A lawsuit from civil rights groups includes several grim accounts from inside the facility on the 10th floor of 26 Federal Plaza, including allegations that a 20-year-old detainee was forced to wear blood-soaked clothing after Immigration and Customs Enforcement agents didn’t provide her with a pad.

In court filings, detainees said they were fed inedible “slop” and were forced to sleep in cells surrounded by the “horrific stench” of sweat, urine and feces in rooms with open toilets.

Other detainees reported spending as much as three weeks inside the facility without a chance to bathe or brush their teeth. Another man said he watched a detainee have a seizure for 30 minutes before medical help arrived.

Kaplan ordered ICE to improve detainees’ access to personal hygiene products and medical care, as well as free, unmonitored and confidential calls with lawyers within 24 hours after they are detained.

Cells must also be cleaned three times a day, according to the order.

The order also prohibits people from detaining people in spaces with less than 50 square feet per person, which shrinks the capacity of the largest hold room to roughly a dozen or so people.

Tuesday’s order “sends a clear message: ICE cannot hold people in abusive conditions and deny them their constitutional rights to due process and legal representation,” according to Eunice Cho, senior staff attorney at the ACLU’s National Prison Project, among groups that sued the administration over conditions at the facility.

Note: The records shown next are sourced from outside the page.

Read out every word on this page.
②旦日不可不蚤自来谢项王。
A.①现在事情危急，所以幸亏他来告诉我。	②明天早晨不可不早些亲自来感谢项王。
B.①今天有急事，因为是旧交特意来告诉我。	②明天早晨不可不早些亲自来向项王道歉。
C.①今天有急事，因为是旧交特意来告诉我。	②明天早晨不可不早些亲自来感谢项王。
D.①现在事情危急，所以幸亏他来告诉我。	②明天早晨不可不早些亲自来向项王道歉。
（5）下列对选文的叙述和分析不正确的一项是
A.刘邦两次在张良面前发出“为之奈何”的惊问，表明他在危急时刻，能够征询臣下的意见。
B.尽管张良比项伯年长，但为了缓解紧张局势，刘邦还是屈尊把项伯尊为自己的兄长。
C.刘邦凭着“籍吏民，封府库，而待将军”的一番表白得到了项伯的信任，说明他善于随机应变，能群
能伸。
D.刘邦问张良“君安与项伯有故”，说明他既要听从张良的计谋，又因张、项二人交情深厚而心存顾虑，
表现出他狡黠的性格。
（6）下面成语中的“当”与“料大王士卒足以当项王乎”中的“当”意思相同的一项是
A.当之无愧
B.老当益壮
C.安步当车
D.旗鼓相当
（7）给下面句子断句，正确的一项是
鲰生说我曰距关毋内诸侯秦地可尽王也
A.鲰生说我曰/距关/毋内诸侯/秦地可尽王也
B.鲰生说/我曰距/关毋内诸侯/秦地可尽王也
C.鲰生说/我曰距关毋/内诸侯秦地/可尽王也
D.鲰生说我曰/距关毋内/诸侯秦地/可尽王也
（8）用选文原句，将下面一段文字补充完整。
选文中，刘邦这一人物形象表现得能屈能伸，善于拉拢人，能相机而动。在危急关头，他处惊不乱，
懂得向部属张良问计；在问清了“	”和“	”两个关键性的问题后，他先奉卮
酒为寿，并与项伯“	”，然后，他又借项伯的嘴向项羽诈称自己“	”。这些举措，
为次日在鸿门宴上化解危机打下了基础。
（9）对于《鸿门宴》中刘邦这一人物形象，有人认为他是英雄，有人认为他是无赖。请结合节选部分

The Independent has requested comment from the Department of Homeland Security.

In court filings, Hugo Elias Sanchez Trillos described spending nearly three weeks inside that facility, with a three-day break in between when he was transferred to Nassau County jail.

“I was in the same clothes for 19 days, without ever having an opportunity to bathe,” he wrote.

The room “smelled terrible because no one had bathed,” according to Joselyn Chipantiza Sisalema. “There was no bathroom paper, and the guards would throw only a few paper napkins into our room,” she wrote.

Detainees were served food only twice a day, around 8 a.m. and 8 p.m., and “we got water only when the guards felt like it,” Sanchez Trillos wrote.